- Campierganj Location in Uttar Pradesh, India
- Coordinates: 27°1′44.32″N 83°16′0.63″E﻿ / ﻿27.0289778°N 83.2668417°E
- Country: India
- State: Uttar Pradesh
- District: Gorakhpur
- Established: 10 November 1877

Government
- • Type: Panchayati government

Population
- • Total: 329,104

Languages
- • Official: Hindi, Bhojpuri
- Time zone: UTC+5:30 (IST)
- PIN: 273158
- Vehicle registration: UP-53
- Nearest city: Gorakhpur
- Sex ratio: 1000/921 ♂/♀
- Lok Sabha constituency: Gorakhpur
- Vidhan Sabha constituency: Campierganj
- Avg. annual temperature: 25 °C (77 °F)
- Avg. summer temperature: 40 °C (104 °F)
- Avg. winter temperature: 15 °C (59 °F)

= Campierganj =

Campierganj (on the name of British "station master" of this railway station) also called as Chaumukha, is a small Town in the province of Uttar Pradesh in north India, approximately 34 km north of Gorakhpur city near the border with Nepal on National Highway-24 (NH-24) in Gorakhpur District.

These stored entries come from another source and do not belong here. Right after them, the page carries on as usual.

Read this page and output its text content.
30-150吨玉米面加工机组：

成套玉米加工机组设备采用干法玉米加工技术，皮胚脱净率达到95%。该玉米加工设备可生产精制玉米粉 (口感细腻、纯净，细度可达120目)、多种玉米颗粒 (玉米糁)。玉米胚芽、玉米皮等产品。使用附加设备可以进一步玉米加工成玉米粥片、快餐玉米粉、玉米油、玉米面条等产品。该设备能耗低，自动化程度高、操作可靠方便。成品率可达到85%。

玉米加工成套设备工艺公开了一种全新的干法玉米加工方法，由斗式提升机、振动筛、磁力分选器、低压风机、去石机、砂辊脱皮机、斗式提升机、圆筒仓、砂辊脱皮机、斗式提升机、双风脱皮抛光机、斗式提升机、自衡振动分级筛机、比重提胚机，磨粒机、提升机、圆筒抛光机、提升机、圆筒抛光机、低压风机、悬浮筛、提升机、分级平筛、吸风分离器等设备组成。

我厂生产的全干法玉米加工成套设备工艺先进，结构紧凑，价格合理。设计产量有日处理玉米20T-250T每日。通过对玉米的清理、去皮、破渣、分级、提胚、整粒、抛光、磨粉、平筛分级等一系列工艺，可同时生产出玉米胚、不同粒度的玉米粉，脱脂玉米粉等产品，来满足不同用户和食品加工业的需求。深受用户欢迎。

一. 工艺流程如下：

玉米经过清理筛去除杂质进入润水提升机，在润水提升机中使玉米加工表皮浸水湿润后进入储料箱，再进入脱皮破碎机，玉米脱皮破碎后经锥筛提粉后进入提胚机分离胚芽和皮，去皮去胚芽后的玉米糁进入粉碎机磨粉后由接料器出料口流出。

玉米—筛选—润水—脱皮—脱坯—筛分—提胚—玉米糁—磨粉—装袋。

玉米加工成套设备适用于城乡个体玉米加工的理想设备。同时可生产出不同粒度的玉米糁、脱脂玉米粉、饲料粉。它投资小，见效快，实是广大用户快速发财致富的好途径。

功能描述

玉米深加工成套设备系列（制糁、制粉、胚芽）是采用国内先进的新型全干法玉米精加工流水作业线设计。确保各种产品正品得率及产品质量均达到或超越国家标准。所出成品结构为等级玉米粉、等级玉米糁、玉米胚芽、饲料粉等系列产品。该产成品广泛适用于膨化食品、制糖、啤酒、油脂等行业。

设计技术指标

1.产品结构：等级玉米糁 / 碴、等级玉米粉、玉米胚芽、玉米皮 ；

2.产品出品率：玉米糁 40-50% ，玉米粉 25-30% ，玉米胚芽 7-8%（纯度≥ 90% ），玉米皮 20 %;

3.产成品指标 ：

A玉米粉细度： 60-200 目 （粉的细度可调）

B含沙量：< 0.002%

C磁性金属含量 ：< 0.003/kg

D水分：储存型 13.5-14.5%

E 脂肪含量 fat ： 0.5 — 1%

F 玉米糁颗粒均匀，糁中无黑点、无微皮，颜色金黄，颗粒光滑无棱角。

This is situated on the Buddhist Circuit which is built from Lumbini (Nepal), Kushinagar, Sarnath up to Bodh Gaya. Campierganj is a Tahsil (subdivision) in Gorakhpur district of Uttar Pradesh.

There are two intermediate co-education college, one girls intermediate college and one government degree college in the town. Broad-gauge trains of Indian Railways operating on the Gorakhpur–Nautanwa and Gorakhpur–Gonda routes both pass through Campierganj. Former Chief Minister of Uttar Pradesh and Union Cabinet Minister of Communication of India Sri Vir Bahadur Singh started his political career from Campierganj.

Other nearest towns to Campierganj are Pharenda, Peppeganj, Paniara and Mehdaval bazar in range of 20 km.

An ancient famous temple of god Shiva located at Gaurishankar village is approximately 6 km far from Campierganj towards west.